Unfortunately, the typhoon also caused sickness to spread in the community. Win soon became very sick with Typhoid Fever and doctors advised her to return home to Grand Rapids, Michigan. At the time, treatments for Typhoid were limited. On doctor’s orders, she couldn’t return to Taiwan.
Following the Holy Spirit’s Leading
It was disheartening for Win, who loved serving overseas. But she prayed for God’s guidance, and the Holy Spirit led her to an opportunity in her hometown.
At the time, Grand Rapids was welcoming the first wave of refugees from Cuba and immigrants from Mexico. Grand Rapids Public Schools were desperate for teachers. With Win’s degree in ESL, she knew she could help. For a year, she worked with students who spoke Spanish as their first language. During that time, she picked up quite a bit of Spanish—which prepared her for the next step in her ministry.
“They called and said, ‘We need somebody in Mexico.’”
Win started serving again with Resonate (then Christian Reformed World Missions). While continuing her studies at the University of Michigan to obtain her doctorate in bilingual education, Win led trainings with pastors, Christian teachers, and other leaders in Mexico. It wasn’t long before her field expanded to include countries throughout Latin America: nearly all of Central America, Venezuela, the Dominican Republic, Ecuador, and a country that has become near and dear to her heart—Cuba.
Eventually, it became time for a change. Win was traveling so much, and the area in Mexico where she was living was becoming increasingly problematic, so she made Grand Rapids her home base.
Today, Win has retired from serving on staff—but she serves as a Resonate volunteer. She travels a few times a year to lead trainings in Mexico and Cuba. Several children in Cuba call her “Grandma.”
A Changing Missional Landscape
Win notes that while mission has changed over the years, missionaries are still important. Now that there are more Christians in countries where Resonate is serving, the strategy has shifted from direct evangelism to equipping and supporting local leaders.

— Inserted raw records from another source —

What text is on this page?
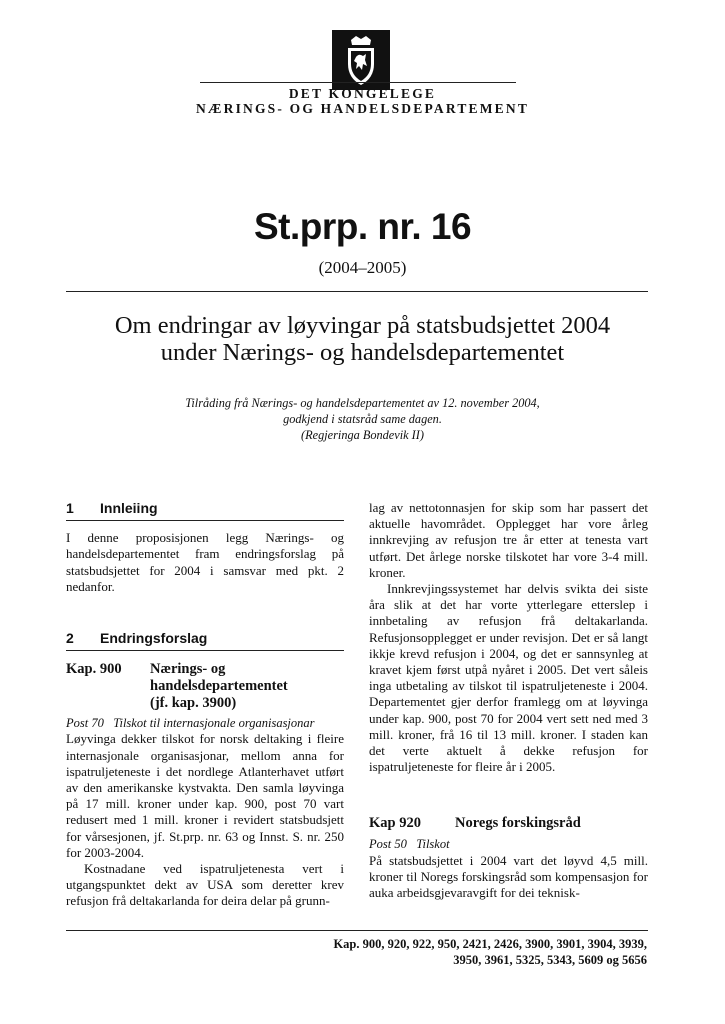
DET KONGELEGE
NÆRINGS- OG HANDELSDEPARTEMENT
St.prp. nr. 16
(2004–2005)
Om endringar av løyvingar på statsbudsjettet 2004
under Nærings- og handelsdepartementet
Tilråding frå Nærings- og handelsdepartementet av 12. november 2004,
godkjend i statsråd same dagen.
(Regjeringa Bondevik II)
1 Innleiing

I denne proposisjonen legg Nærings- og handelsdepartementet fram endringsforslag på statsbudsjettet for 2004 i samsvar med pkt. 2 nedanfor.

2 Endringsforslag
Kap. 900	Nærings- og
handelsdepartementet
(jf. kap. 3900)

Post 70   Tilskot til internasjonale organisasjonar

Løyvinga dekker tilskot for norsk deltaking i fleire internasjonale organisasjonar, mellom anna for ispatruljeteneste i det nordlege Atlanterhavet utført av den amerikanske kystvakta. Den samla løyvinga på 17 mill. kroner under kap. 900, post 70 vart redusert med 1 mill. kroner i revidert statsbudsjett for vårsesjonen, jf. St.prp. nr. 63 og Innst. S. nr. 250 for 2003-2004.

Kostnadane ved ispatruljetenesta vert i utgangspunktet dekt av USA som deretter krev refusjon frå deltakarlanda for deira delar på grunn-

lag av nettotonnasjen for skip som har passert det aktuelle havområdet. Opplegget har vore årleg innkrevjing av refusjon tre år etter at tenesta vart utført. Det årlege norske tilskotet har vore 3-4 mill. kroner.

Innkrevjingssystemet har delvis svikta dei siste åra slik at det har vorte ytterlegare etterslep i innbetaling av refusjon frå deltakarlanda. Refusjonsopplegget er under revisjon. Det er så langt ikkje krevd refusjon i 2004, og det er sannsynleg at kravet kjem først utpå nyåret i 2005. Det vert såleis inga utbetaling av tilskot til ispatruljeteneste i 2004. Departementet gjer derfor framlegg om at løyvinga under kap. 900, post 70 for 2004 vert sett ned med 3 mill. kroner, frå 16 til 13 mill. kroner. I staden kan det verte aktuelt å dekke refusjon for ispatruljeteneste for fleire år i 2005.

Kap 920	Noregs forskingsråd

Post 50   Tilskot

På statsbudsjettet i 2004 vart det løyvd 4,5 mill. kroner til Noregs forskingsråd som kompensasjon for auka arbeidsgjevaravgift for dei teknisk-

Kap. 900, 920, 922, 950, 2421, 2426, 3900, 3901, 3904, 3939,
3950, 3961, 5325, 5343, 5609 og 5656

Win says that support from churches in Canada and the United States is vital for the gospel to spread throughout the world.

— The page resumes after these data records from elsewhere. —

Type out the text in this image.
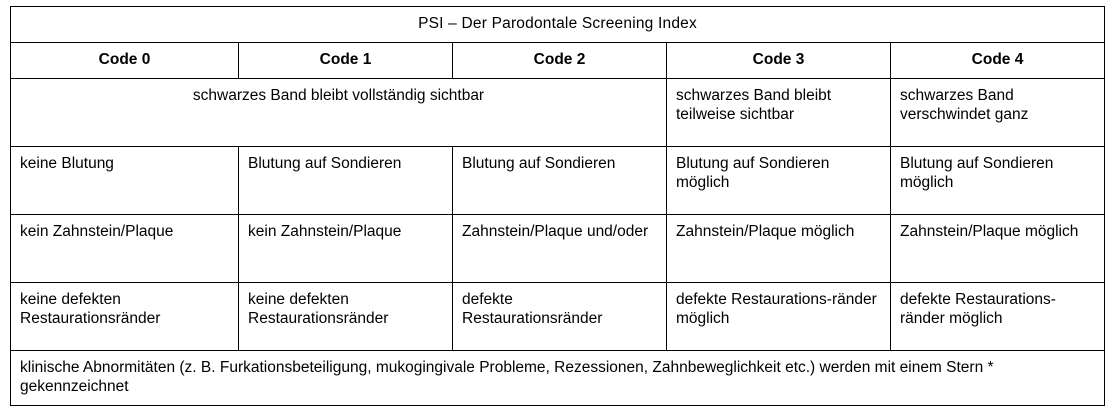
PSI – Der Parodontale Screening Index				
Code 0	Code 1	Code 2	Code 3	Code 4
schwarzes Band bleibt vollständig sichtbar			schwarzes Band bleibt teilweise sichtbar	schwarzes Band verschwindet ganz
keine Blutung	Blutung auf Sondieren	Blutung auf Sondieren	Blutung auf Sondieren möglich	Blutung auf Sondieren möglich
kein Zahnstein/Plaque	kein Zahnstein/Plaque	Zahnstein/Plaque und/oder	Zahnstein/Plaque möglich	Zahnstein/Plaque möglich
keine defekten Restaurationsränder	keine defekten Restaurationsränder	defekte Restaurationsränder	defekte Restaurations-ränder möglich	defekte Restaurations-ränder möglich
klinische Abnormitäten (z. B. Furkationsbeteiligung, mukogingivale Probleme, Rezessionen, Zahnbeweglichkeit etc.) werden mit einem Stern * gekennzeichnet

“[Local leaders] are doing the best they can, but they often have no training,” she said. “It’s also just an encouragement for them to know people are praying. In Cuba, one of the pastors said to me one time, ‘When you come with a group, it tells us we’re not alone. We’re this little island that’s isolated, but we know people are praying for us.’”
One pastor met Win more than 30 years ago at a summer camp when he was a teenager in Cuba.
“I was very impressed by her passion, dedication, and commitment to understanding our culture and an enormous willingness to share with everyone,” he shared.
Today, he’s a pastor leading a church and is thankful for Win and Resonate’s partnership.
“Working with (Win) has been a rewarding experience. She has always had a great ability to teach and work as a team. In all these years she has managed to be another member of the Cuban Church and has been an instrument of God to develop and sustain educational projects, mostly, but also other projects,” he said.
A Missionary at Home
Win is still passionate about overseas missions, but she says you don’t need to travel abroad to be a missionary. Schools often invite her to speak to students, and she always asks them: “What about your neighbor? What about your community?”
She says it’s important to get to know your neighbors and to help out where you can. And prayer has been constant in her life.
“Everyday I say, ‘Lord, this day is in your hands,’” said Win.
And that’s what Win’s life has been about—following Jesus. Whether it’s to Zuni or Taiwan, Grand Rapids, Mexico, or Cuba, it’s not always about where Win is, but how she’s living her life and sharing the love of Christ.